If there were anything in the world that would make me change my mind it would be the kids. I love my kids. I love being a father to them.
The primary relationship of a nuclear family should be the parents. I firmly believe that needs to be true for a healthy family. The kids are a result of the primary relationship.
When you are thinking about separating from your spouse you need to consider what that will mean for your children. For your own relationship with your children.
Right now I take for granted that my kids are right here with me. Everyday I see them. Everyday I hold them and read to them. Everyday I kiss them goodnight. Everyday I deal with their behavior corrections. I have been away from them for short periods of time while travelling for work but generally they are an everyday part of my life. It is wonderful.
Should I split up with my wife the best case scenario is that I miss 50% of that time. That is absolutely heart breaking to think about. I wish there were an easier way to handle separations but right now 50% is about as good as it gets.
It’s more than that though. The kids also have to split their time back and forth between houses. That creates an instability for them. I had to live through that growing up. It wasn’t the worst thing in the world, and got easier as we got older, but it was tough.
Then you add in the step families. That is another huge element. Honestly this one affected my personal growth more than separate houses. The families that we were thrust into were not ideal. In the end I did learn a lot about human nature. The good and the bad. I will not be able to control who is a core part of my children’s lives going forward though. My wife will find someone and that will be that.
Empathy. If you can live through it and survive then the empathy and perspectives gained from the added people in your families can be very valuable. I know this is just me looking for a silver lining, but it isn’t all bad. I mean what would my life have been like had my parents not separated? Better? Worse?
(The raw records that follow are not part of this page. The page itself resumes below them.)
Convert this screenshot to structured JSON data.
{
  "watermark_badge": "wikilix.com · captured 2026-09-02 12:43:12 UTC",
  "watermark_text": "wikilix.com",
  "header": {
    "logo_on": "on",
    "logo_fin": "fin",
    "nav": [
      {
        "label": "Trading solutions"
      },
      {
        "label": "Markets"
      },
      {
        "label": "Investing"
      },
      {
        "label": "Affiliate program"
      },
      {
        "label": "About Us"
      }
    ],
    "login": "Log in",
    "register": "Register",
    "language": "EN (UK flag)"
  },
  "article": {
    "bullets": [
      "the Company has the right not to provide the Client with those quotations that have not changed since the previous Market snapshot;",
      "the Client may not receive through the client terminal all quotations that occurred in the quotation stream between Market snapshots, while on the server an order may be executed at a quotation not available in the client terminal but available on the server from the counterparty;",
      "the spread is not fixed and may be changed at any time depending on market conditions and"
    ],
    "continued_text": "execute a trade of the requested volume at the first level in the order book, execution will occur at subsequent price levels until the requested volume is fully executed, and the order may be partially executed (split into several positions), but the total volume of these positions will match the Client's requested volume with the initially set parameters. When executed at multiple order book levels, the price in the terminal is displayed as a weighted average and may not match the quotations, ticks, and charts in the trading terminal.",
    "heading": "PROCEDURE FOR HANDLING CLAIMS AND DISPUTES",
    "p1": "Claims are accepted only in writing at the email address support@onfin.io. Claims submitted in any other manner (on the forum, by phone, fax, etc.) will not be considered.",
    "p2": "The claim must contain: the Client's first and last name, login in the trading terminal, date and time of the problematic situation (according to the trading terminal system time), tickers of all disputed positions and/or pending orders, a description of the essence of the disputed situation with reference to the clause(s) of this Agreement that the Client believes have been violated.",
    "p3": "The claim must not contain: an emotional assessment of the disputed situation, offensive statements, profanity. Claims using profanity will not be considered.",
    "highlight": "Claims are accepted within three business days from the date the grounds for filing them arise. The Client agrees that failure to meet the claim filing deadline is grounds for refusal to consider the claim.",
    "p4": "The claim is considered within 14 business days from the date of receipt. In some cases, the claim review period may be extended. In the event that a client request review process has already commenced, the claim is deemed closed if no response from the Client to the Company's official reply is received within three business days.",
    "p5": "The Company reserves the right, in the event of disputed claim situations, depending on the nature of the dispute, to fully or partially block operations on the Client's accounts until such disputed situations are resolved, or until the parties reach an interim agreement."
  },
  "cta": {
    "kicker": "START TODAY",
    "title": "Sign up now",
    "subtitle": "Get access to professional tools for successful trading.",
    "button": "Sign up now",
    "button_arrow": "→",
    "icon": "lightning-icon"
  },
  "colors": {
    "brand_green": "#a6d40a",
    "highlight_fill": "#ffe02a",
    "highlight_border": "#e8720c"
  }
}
When we decided to have kids I surely did not want them to be the kids of divorced parents. I was certain that they wouldn’t be. Now it seems the most likely probability and that breaks my heart. But the alternative is to continue in a marriage I really don’t want to be in for more than a dozen years. I honestly just don’t see how I could do it. Things are not changing in our relationship. There isn’t an amount of work to get there. The only solution is for me to give up on myself; to fall back into who I was. Honestly I would rather be alone.